Une fermeture administrative, qu’elle soit temporaire ou définitive, a des répercussions directes sur les salariés d’un commerce. Contrairement à un licenciement, cette mesure ne relève pas d’une décision de l’employeur mais d’une autorité administrative (le préfet dans ce cas). Elle peut être motivée par des non-respects répétés des règles de sécurité, d’hygiène ou de travail, ou encore par des manquements graves aux obligations légales.

Pour les salariés, les conséquences sont multiples : - Interruption de salaire pendant la durée de la fermeture, sauf si l’employeur maintient leur rémunération (ce qui n’est pas systématique). - Risque de perte d’emploi si la fermeture est prolongée ou si l’établissement ne rouvre pas. - Difficultés à retrouver un emploi rapidement, surtout dans un secteur spécifique ou local.

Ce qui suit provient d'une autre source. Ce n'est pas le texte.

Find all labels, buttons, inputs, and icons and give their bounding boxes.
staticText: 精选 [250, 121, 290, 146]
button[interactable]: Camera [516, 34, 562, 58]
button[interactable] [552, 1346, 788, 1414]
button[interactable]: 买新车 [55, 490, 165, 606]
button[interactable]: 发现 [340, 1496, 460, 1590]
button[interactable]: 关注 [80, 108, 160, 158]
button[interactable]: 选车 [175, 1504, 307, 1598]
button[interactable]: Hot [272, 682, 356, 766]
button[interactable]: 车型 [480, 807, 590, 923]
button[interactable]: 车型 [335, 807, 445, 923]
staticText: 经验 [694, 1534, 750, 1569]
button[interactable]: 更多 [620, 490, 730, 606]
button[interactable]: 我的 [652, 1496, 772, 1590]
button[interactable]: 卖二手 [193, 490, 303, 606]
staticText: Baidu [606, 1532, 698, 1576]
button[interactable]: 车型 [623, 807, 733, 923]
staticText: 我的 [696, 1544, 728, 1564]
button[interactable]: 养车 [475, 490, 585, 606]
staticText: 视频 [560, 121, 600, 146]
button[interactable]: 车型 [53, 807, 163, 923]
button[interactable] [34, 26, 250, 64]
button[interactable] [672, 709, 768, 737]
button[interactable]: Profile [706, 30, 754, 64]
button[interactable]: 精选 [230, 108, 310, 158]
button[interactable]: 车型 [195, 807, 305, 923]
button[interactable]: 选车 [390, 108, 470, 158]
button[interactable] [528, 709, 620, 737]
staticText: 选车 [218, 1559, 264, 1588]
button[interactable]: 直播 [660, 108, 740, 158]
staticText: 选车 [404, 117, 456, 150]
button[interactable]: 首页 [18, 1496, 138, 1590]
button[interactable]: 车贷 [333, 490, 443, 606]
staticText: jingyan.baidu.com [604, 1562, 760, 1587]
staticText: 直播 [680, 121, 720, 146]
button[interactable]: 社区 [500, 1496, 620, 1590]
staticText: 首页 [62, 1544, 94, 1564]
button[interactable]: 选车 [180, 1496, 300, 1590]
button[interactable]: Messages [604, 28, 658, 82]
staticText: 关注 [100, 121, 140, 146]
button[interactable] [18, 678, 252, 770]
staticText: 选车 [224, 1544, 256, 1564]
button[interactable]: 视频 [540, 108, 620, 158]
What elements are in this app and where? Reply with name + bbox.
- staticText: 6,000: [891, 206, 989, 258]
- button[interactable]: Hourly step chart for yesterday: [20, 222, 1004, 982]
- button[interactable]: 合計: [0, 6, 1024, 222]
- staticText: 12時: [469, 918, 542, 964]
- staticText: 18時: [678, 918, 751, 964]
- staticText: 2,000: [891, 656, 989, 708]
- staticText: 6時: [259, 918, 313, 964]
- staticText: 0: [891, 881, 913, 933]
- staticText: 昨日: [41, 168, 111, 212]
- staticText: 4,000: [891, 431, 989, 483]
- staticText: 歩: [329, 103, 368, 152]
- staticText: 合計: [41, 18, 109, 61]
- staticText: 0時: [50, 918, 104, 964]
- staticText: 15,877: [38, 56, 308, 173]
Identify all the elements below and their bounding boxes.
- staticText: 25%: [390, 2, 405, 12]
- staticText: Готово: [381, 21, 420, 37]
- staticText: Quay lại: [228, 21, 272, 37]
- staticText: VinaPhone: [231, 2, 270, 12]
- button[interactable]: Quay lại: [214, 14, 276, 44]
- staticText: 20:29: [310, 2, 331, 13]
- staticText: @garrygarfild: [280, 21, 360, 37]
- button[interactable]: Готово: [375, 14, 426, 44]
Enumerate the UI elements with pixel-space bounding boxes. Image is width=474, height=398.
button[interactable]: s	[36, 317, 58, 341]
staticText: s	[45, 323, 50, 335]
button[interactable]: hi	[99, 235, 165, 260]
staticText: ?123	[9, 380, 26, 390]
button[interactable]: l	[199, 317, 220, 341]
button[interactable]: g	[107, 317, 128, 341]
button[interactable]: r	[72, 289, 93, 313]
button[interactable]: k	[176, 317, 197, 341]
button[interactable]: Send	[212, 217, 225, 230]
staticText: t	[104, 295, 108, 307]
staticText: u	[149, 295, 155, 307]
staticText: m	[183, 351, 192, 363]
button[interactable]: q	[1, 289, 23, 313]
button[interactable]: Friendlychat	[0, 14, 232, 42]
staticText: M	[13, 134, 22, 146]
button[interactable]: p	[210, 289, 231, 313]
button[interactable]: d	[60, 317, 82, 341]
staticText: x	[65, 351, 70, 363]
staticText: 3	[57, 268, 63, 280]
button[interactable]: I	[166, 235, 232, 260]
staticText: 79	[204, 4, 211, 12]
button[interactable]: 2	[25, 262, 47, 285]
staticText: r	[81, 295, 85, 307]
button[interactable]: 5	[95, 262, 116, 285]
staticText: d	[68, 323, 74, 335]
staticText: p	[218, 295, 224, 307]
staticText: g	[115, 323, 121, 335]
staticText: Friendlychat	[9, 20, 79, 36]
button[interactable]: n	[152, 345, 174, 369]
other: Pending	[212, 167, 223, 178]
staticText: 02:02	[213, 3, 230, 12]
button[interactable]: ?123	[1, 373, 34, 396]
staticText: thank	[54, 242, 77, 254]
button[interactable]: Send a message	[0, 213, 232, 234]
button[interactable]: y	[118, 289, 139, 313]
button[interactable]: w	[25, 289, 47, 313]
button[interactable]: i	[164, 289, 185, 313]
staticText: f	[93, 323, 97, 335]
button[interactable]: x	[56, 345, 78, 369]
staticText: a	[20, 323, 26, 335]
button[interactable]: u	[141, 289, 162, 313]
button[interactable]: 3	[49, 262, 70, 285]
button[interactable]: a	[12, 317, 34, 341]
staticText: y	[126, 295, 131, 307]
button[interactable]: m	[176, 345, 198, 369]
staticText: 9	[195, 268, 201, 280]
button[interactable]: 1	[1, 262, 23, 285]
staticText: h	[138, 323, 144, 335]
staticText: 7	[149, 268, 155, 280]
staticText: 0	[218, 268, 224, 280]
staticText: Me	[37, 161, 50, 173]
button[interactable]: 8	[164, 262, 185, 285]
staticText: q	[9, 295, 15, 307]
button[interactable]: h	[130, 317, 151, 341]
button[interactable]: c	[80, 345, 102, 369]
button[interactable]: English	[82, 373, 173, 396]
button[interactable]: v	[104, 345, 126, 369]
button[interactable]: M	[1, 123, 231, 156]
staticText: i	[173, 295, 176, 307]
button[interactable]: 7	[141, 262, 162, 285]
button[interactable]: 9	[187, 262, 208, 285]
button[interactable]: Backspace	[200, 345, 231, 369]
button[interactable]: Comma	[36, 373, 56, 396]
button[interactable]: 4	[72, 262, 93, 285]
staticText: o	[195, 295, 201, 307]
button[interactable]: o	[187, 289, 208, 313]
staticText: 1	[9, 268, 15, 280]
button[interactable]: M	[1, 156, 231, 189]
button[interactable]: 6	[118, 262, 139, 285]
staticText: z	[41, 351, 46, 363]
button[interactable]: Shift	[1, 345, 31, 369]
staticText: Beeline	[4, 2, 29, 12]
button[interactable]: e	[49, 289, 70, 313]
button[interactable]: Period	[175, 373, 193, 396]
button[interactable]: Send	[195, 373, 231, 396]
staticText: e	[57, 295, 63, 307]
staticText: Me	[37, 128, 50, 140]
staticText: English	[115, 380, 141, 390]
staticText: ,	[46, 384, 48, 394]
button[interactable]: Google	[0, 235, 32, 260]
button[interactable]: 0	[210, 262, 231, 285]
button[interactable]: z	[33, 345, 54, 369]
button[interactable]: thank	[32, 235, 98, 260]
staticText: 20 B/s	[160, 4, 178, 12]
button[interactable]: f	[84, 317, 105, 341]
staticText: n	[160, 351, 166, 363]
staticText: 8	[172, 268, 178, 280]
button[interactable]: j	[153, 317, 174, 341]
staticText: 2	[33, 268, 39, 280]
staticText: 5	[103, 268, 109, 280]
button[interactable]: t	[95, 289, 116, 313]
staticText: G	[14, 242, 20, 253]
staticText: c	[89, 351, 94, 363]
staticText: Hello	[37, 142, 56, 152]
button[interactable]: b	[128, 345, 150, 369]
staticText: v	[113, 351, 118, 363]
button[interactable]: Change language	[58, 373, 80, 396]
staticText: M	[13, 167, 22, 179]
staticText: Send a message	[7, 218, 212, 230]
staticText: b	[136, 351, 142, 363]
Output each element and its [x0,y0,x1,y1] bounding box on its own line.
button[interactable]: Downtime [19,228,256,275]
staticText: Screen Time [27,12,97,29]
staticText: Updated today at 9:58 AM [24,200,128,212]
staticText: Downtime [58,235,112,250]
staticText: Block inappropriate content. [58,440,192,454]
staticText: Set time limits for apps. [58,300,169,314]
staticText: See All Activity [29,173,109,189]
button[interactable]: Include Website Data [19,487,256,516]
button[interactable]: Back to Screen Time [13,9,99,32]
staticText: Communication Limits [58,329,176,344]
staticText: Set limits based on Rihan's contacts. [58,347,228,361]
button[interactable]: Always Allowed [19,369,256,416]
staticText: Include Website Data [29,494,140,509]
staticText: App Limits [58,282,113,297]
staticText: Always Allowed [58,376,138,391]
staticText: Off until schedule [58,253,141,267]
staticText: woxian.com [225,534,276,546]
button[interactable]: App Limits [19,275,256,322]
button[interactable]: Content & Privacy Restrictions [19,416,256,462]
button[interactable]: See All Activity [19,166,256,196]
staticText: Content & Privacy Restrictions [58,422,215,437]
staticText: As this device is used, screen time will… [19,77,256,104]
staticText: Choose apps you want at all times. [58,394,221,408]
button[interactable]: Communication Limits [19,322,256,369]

Dans ce contexte, il est essentiel de connaître ses droits et les dispositifs d’accompagnement disponibles pour limiter l’impact de cette situation.

Que dit la loi sur les droits des salariés en cas de fermeture administrative ?

Les salariés d’un commerce fermé administrativement bénéficient de protections spécifiques, encadrées par le Code du travail et les conventions collectives. Voici les principaux points à retenir :

1. Maintien de la relation de travail : La fermeture administrative ne rompt pas automatiquement le contrat de travail. Les salariés restent liés à leur employeur pendant la durée de la fermeture, sauf si un licenciement est prononcé ultérieurement.

2. Droit au chômage partiel (activité partielle) : Si la fermeture est temporaire, l’employeur peut solliciter une autorisation d’activité partielle auprès de la DIRECCTE. Cette mesure permet aux salariés de percevoir une indemnité horaire (environ 70 % de leur salaire brut) tout en conservant leur emploi. Pour en bénéficier, l’établissement doit justifier d’une baisse d’activité significative.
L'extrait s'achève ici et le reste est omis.